I like that it fits well. That it is comfortable. That is
does not need to be readjusted often.
The scraping sound from the straps.
I must thank Gregory and BackpackGearTest.org for the opportunity to
test this back pack, it is working very well so far.
This concludes the field
report section. Please check back in about two months for the final
long term report.
Long Term Report
3rd of January
|This is my long term
report on the z45 pack after using it for another few months.
I used the pack for another two trips out to
White Horse Hills campsite as I did
during the field report phase. This time though the weather was
quite a lot warmer, about 68 F to 86 F (20 C to 30 C).

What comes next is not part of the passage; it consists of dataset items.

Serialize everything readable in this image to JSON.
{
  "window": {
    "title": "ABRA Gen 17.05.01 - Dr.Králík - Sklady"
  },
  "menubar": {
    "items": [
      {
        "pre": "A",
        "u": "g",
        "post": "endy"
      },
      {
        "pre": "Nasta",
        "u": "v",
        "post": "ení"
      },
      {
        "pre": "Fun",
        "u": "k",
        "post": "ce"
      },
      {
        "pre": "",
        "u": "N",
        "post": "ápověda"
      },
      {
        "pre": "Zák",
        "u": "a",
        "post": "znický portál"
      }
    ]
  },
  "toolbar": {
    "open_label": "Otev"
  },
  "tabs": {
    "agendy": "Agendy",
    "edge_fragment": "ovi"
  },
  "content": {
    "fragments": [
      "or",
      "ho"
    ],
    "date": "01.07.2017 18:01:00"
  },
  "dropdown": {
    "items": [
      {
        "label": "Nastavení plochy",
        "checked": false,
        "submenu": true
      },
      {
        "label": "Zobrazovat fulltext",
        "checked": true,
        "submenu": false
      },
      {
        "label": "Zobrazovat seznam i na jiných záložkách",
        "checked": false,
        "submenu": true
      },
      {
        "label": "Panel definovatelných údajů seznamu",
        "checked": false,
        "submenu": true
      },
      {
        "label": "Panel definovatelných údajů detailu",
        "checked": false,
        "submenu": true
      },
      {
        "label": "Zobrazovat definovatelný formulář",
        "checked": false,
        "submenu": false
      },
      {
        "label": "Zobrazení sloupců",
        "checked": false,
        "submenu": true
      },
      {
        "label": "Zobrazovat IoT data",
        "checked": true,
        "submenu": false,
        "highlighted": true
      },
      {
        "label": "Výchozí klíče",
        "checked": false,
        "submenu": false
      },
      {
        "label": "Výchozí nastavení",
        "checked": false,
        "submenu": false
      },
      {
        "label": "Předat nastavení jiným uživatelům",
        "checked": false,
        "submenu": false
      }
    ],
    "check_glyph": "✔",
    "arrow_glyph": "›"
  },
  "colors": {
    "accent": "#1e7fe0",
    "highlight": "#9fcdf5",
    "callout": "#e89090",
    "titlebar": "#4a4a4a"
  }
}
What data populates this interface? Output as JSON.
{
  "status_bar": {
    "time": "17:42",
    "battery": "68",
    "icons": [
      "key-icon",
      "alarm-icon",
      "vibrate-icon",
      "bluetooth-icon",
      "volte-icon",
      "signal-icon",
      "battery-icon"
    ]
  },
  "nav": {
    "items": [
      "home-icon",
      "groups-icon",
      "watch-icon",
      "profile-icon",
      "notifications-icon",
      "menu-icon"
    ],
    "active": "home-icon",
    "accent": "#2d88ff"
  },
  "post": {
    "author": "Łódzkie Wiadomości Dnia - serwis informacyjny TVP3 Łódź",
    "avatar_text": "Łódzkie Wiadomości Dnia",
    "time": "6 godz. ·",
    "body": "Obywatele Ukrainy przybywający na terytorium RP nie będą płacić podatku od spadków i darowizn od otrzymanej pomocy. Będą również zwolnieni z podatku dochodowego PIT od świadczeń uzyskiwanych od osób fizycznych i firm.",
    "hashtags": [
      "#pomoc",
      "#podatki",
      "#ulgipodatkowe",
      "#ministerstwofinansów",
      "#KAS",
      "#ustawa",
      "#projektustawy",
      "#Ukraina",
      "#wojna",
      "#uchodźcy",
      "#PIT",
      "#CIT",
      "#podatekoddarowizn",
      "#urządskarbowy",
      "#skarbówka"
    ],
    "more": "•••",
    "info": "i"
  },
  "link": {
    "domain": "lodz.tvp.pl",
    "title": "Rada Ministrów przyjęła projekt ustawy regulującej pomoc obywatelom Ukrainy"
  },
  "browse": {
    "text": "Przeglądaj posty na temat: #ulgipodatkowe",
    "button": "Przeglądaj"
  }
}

The hike in
and out was the same, a one way trip of about two and a half hours.
My last trip was to a trail here called The Eagle View Trail in a
section of the John Forrest National Park. The trail is a little way
from my house and within the hour I can be out on it. This trail is
very good as the terrain is so varied. From where I park and the
direction I take on this 14 mi (21 km) loop, I can start in
hilly but open ground and steadily head up hill and into the trees.
After walking along the top of the hill in the trees I head down
hill to the river and make my crossing. Then I head along a disused
railway line and back up hill. This time though it is a bit of a
scramble through the granite boulders and out crops with a lot of
almost vertical climbing but all on track, no climbing gear is
needed. The terrain here runs from about 320 ft (100 m) to 820 ft
|Here I am wearing the pack along a
section of the river near my house. The gap between my back and the
pack is clearly visible. This photo really shows the design of the
curve in the pack.
Even though the temperatures were a little high on the last trips
the pack design stopped a lot of the sweat build up on my back. It
still gets hot and sweaty at the waist belt and at the top of the
shoulder straps but much better than my other packs.
This pack is very comfortable to wear and I
have none of the annoying scraping noise from my right shoulder.
Perhaps my different load and the way I have packed it has stopped
the noise. One big thing that I think this pack needs is a hook or
strap to hang the water bladder from inside. What I resorted to
doing was to undo the hook and loop tab that holds a support stay in
the centre of the pack near the top, then thread it through the top
of the bladder and hook it back in place. This held the bladder in
an upright position perfectly.
The main reason I wanted to get up to the Eagle
View Trail was to get in amongst the rocks and boulders and do a bit
of climbing and scrambling through them. I did this because the pack
is listed as a technical pack and I wanted to see how much it would
snag on the rocks.
I'm glad to say the pack performed well in this area too. At no time
did I find myself hung up on a rock and I was able to manoeuvre
along this trail with ease.
As shown in the pictures to the left the pack sits well on my back
and sits within the width of my back.
To Sum up
I think this is a very good and well
made pack. It fits me well and it carries everything I need from day
hikes to over night camping trips within the limit of the size of
the pack. The thing is I guess that if the pack were larger I would
just carry more gear, and I'd rather go as light as I can.
I'd like to see a dedicated tab to hang a bladder from. The scraping
noise seems to have gone and could have just been because of the way
I packed it on that trip. There just isn't a lot not to like of this
pack and it will be my main pack from now on.
|I'd like to thank Gregory
and BackpackGearTest.org for the chance to
test and get to know this fine pack.